Niedrigwasser am Rhein: Gefahr steigender Spritpreise und wirtschaftlicher Engpässe

Die Pegelstände am Rhein sinken – und mit ihnen wachsen Sorgen um kräftige Preisaufschläge an der Tankstelle.

heute 18:44 Uhr | 1 mal gelesen

Was passiert eigentlich, wenn ein Fluss wie der Rhein plötzlich zum Nadelöhr für die Logistik wird? Thilo Schaefer vom Institut der deutschen Wirtschaft in Köln spricht von einer handfesten Bedrohung für den Geldbeutel: Kaum sind die Wasserstände am Rhein kritisch niedrig, geraten Frachtschiffe in Bedrängnis. Dadurch komme es, so Schaefer im Gespräch mit dem 'Spiegel', zu Versorgungsengpässen bei Benzin und Diesel – das heizt die Preise an. Ein Déjà-vu: Bereits 2018 konnten auf den Literpreis schnell mal acht Cent aufgeschlagen werden, sobald Tankstellen um alternative Lieferwege ringen mussten. "Die Spritpreise dürften klettern, sobald das Niedrigwasser anhält. Das war damals so, das kann wieder passieren", erklärt Schaefer. Außerdem: Nicht nur Kraftstoffe, auch Rohstoffe für die Industrie hängen an diesem Fluss, der wie eine Schlagader durch Deutschland verläuft. Bleiben die Pegel niedrig, ist folglich der gesamte Wirtschaftsapparat in Mitleidenschaft gezogen – für das ohnehin fragile Wachstum keine angenehme Vorstellung. Bereits mit kleinen Störungen kann viel ins Rutschen geraten. Und, ehrlich gesagt, eine perfekte Lösung gibt’s auf die Schnelle wohl nicht – kurzfristige Alternativen wie Straßentransporte machen alles nur teurer. Am Ende bleibt eine ziemlich unbequeme Gewissheit: Wenn das Wasser fehlt, bleibt die Rechnung nicht nur sprichwörtlich hoch.

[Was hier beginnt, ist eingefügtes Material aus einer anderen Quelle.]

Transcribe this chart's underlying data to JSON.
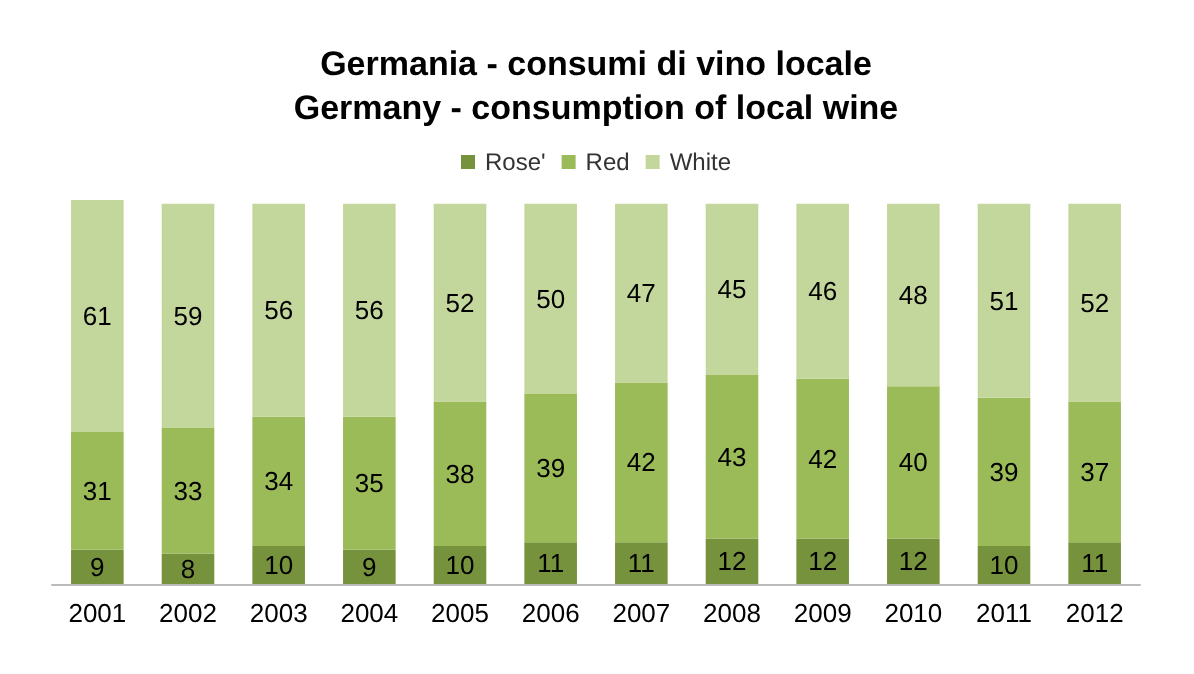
{
  "chart_data": {
    "type": "bar",
    "title": "Germania - consumi di vino locale\nGermany - consumption of local wine",
    "categories": [
      "2001",
      "2002",
      "2003",
      "2004",
      "2005",
      "2006",
      "2007",
      "2008",
      "2009",
      "2010",
      "2011",
      "2012"
    ],
    "series": [
      {
        "name": "Rose'",
        "color": "#76923c",
        "values": [
          9,
          8,
          10,
          9,
          10,
          11,
          11,
          12,
          12,
          12,
          10,
          11
        ]
      },
      {
        "name": "Red",
        "color": "#9bbb59",
        "values": [
          31,
          33,
          34,
          35,
          38,
          39,
          42,
          43,
          42,
          40,
          39,
          37
        ]
      },
      {
        "name": "White",
        "color": "#c3d69b",
        "values": [
          61,
          59,
          56,
          56,
          52,
          50,
          47,
          45,
          46,
          48,
          51,
          52
        ]
      }
    ],
    "stacked": true,
    "data_labels": true,
    "legend": "top"
  }
}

Experten warnen aktuell, dass anhaltendes Niedrigwasser im Rhein nicht nur ein Problem für die Binnenschifffahrt ist, sondern direkte Auswirkungen auf Energiepreise, Lieferketten und die breitere Wirtschaftslage in Deutschland hat. Die Preise für Benzin und Diesel steigen, sobald Tanklager nicht mehr ausreichend befüllt werden können, weil der Transport per Schiff ins Stocken gerät; Alternativen wie Lkw-Transporte oder Bahn sind kurzfristig meist teurer und nur begrenzt verfügbar. Inzwischen beobachten Logistikunternehmen, Mineralölhändler und auch die Industrie die Entwicklung mit Sorge, da sich die strukturelle Abhängigkeit vom Rhein in wirtschaftlich ohnehin unsicheren Zeiten schmerzhaft bemerkbar macht. Im Juni 2024 berichten zahlreiche Medien, dass es an mehreren Abschnitten des Rheins bereits zu deutlichen Einschränkungen beim Schiffsverkehr kommt, vor allem zwischen Süddeutschland und NRW. Fachleute weisen darauf hin, dass fehlende Regenfälle und ungewöhnlich hohe Temperaturen den Zustand weiter verschärfen – und ein nachhaltiges Konzept zur Sicherung alternativer Transportwege bislang fehlt.